“I have always been interested in the Roger Williams, who is the founding father of the state in which I live (Rhode Island). He is one of those interesting figures of history that left a legacy while also having major points of their lives, such as birth and death, lost to time. This was a short, but interesting, work by a professor emeritus of the University of California at Riverside.

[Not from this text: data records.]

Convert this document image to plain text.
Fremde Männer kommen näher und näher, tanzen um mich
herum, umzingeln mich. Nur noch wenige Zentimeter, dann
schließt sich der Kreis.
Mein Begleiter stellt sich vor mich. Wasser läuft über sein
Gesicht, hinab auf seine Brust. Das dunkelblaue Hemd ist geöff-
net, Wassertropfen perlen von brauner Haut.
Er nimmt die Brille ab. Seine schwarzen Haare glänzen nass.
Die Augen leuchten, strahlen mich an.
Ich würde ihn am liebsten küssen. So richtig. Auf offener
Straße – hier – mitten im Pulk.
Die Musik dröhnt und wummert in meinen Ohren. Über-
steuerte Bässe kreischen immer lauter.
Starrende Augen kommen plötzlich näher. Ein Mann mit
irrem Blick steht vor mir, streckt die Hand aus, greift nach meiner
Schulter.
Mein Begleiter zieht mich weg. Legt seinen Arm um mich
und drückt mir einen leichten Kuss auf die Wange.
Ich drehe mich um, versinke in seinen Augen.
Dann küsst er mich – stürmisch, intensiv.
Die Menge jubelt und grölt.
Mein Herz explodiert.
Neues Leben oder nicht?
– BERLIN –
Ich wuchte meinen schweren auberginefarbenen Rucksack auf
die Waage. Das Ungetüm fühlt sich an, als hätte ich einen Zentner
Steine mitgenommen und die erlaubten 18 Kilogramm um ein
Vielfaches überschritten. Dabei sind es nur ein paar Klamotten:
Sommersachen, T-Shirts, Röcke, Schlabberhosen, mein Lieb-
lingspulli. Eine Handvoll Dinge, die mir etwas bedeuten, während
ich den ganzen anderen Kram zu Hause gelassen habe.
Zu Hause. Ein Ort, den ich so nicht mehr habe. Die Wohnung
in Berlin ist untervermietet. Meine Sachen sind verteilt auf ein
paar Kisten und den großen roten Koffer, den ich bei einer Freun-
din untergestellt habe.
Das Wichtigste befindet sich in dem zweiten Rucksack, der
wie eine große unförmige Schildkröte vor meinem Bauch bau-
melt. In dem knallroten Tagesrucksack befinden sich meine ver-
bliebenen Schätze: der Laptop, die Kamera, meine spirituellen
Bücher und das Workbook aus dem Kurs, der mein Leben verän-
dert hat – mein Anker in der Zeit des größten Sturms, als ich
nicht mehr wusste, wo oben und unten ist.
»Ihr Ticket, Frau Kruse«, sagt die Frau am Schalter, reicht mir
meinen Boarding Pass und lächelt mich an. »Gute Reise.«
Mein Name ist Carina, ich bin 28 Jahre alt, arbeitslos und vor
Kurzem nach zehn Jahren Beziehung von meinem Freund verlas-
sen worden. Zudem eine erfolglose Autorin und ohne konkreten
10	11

Williams was an Englishman who went to Oxford to become a minister before making his way to the Massachusetts Bay Colony. He was not there for too long before he had started to get in trouble. He ran afoul of the civilian an religious leaders for three reasons: his thoughts on the idea of religious freedoms, the separation of church and state, and the rights and property ownership of the land by the Native Americans. After a trial, he was basically evicted from the Massachusetts Bay Colony after moving back and forth between Boston, Salem, and Plymouth. Upon leaving made his way south and west and settled at the northern point of the future Narragansett Bay, creating the town of Providence. Other "rebels" would join him in the future capital city as well as settling Portsmouth and Newport on Aquidnick (also called Rhode Island at the time) and Warwick. Williams would return twice to England to obtain and protect a charter for the colony of Rhode Island and Providence Plantations that guaranteed religious freedoms.
Not surprising considering the fact that the author is a historian and a specialist in religious studies, much of the book focuses on Williams views on religion. I found it particularly interesting that Williams often pointed to the fact that New Englanders often left England due to religious persecution only to settle and set up theocratic leadership that continued to do jut the same to others. Williams not only supported freedoms for the various sects of Christianity, but also for Jews Muslims, and non-believers ... people of all religious perspectives.
This was a pretty interesting presentation of Williams' life. I must admit that I am not sure it would have broad appeal simply because it is a really specialized work focusing on a person of local import. With that said, his views likely played a big role in America's future views on the concepts of religious freedom. It is definitely worth a read.”